TVMError: Traceback (most recent call last): 0: operator() at /home/cuijianhua/llm_workspace/mlc_workspace/learning_tvm/tvm/src/tir/analysis/verify_memory.cc:203 Did you forget to bind? Variable p_conv1_bias is directly accessed by host memory (it is not contained in a thread environment or in the function arguments. Variable T_reshape is directly accessed by host memory (it is not contained in a thread environment or in the function arguments. File “/home/cuijianhua/learning_tvm/tvm/src/tir/analysis/verify_memory.cc”, line 203 RuntimeError: Memory verification failed with the following errors:

As a beginner, I’m very confused and don’t know where to start troubleshooting this kind of issue.
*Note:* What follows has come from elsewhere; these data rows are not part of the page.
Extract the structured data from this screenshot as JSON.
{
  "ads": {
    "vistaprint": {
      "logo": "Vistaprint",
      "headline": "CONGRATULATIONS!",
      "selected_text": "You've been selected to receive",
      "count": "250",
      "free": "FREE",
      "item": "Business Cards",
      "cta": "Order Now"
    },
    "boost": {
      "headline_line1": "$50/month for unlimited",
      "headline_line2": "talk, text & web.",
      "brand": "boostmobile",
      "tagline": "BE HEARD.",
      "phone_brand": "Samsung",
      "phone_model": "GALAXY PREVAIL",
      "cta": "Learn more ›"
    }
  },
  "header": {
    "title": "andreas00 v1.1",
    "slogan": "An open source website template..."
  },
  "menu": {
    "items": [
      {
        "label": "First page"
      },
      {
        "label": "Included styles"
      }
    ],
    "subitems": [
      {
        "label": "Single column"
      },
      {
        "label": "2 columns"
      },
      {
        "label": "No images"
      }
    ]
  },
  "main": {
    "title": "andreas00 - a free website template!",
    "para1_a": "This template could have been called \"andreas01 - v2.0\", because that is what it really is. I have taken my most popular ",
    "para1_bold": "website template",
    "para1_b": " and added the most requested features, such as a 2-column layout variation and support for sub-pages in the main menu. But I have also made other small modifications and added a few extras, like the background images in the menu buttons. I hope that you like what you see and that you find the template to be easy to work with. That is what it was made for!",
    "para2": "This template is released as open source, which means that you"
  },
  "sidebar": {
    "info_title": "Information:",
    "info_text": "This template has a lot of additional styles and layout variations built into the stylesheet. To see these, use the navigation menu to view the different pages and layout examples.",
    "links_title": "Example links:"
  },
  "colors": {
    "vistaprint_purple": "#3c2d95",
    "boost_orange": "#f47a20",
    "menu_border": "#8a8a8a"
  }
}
Theoretically, I only modified a small, seemingly unimportant part of the tutorial, so why isn’t it working? Are there any relevant documents I can refer to? I couldn’t find effective help from Google or ChatGPT.

Can you provide a full self-contained example that one can use to reproduce? The lack of formatting here makes it unclear.

10 is not large enough :slight_smile:

Thank you very much for your response. I’ll immediately adjust TOTAL_TRIALS to 8000 to match the tutorial and give it a try.

By the way, I’d like to ask about this kind of issue (i.e., whether “TOTAL_TRAILS” affects binding in kernel). I’m not sure where to find similar information.

I searched for both “get_pipeline” and “static_shape_tuning” on Apache TVM Documentation — tvm 0.20.dev0 documentation but couldn’t find relevant details. Have I possibly overlooked some documentation?

Sorry for the poor format, I’ve reorganized my code and pasted it here:

import tvm
import torch
import torch.nn as nn

import tvm
from tvm import relax
from tvm.relax.frontend.onnx import from_onnx
from tvm.relax.frontend.torch import from_exported_program
import numpy as np
import os
import shutil

class SimpleCNN(nn.Module):
    def __init__(self):
        super(SimpleCNN, self).__init__()
        self.conv1 = nn.Conv2d(1, 16, kernel_size=3, padding=1)
        self.relu = nn.ReLU()

    def forward(self, x):
        x = self.relu(self.conv1(x))
        return x
        
from torch.export import export
torch_model = SimpleCNN()
torch_model.eval()

example_args = (torch.randn(1, 1, 28, 28), )

with torch.no_grad():
    exported_program = export(torch_model, example_args)
    mod = from_exported_program(exported_program, keep_params_as_input=True)

mod, params = relax.frontend.detach_params(mod)
mod.show()

TOTAL_TRIALS = 10 # Change to 20000 for better performance if needed
target = tvm.target.Target("nvidia/geforce-gtx-1080-ti")  # Change to your target device
work_dir = "tuning_logs"

mod = relax.get_pipeline("static_shape_tuning", target=target, total_trials=TOTAL_TRIALS)(mod)

# Only show the main function
mod["main"].show()

ex = tvm.compile(mod, target="cuda")

Thank you for the reminder!

During pipeline tuning, schedules (which determine thread binding) are only generated as part of the tuning process. If TOTAL_TRIALS is insufficient for all kernels to discover valid schedules, the remaining kernels will be left unscheduled (without thread binding), causing such issue.

In this case, the value 20 for TOTAL_TRIALS is too small, likely allowing only the first kernel to be properly tuned while leaving subsequent kernels unscheduled. This is the root cause of the problem.

Thanks for the explanation, it works well after adjusting TOTAL_TRIALS to 8000.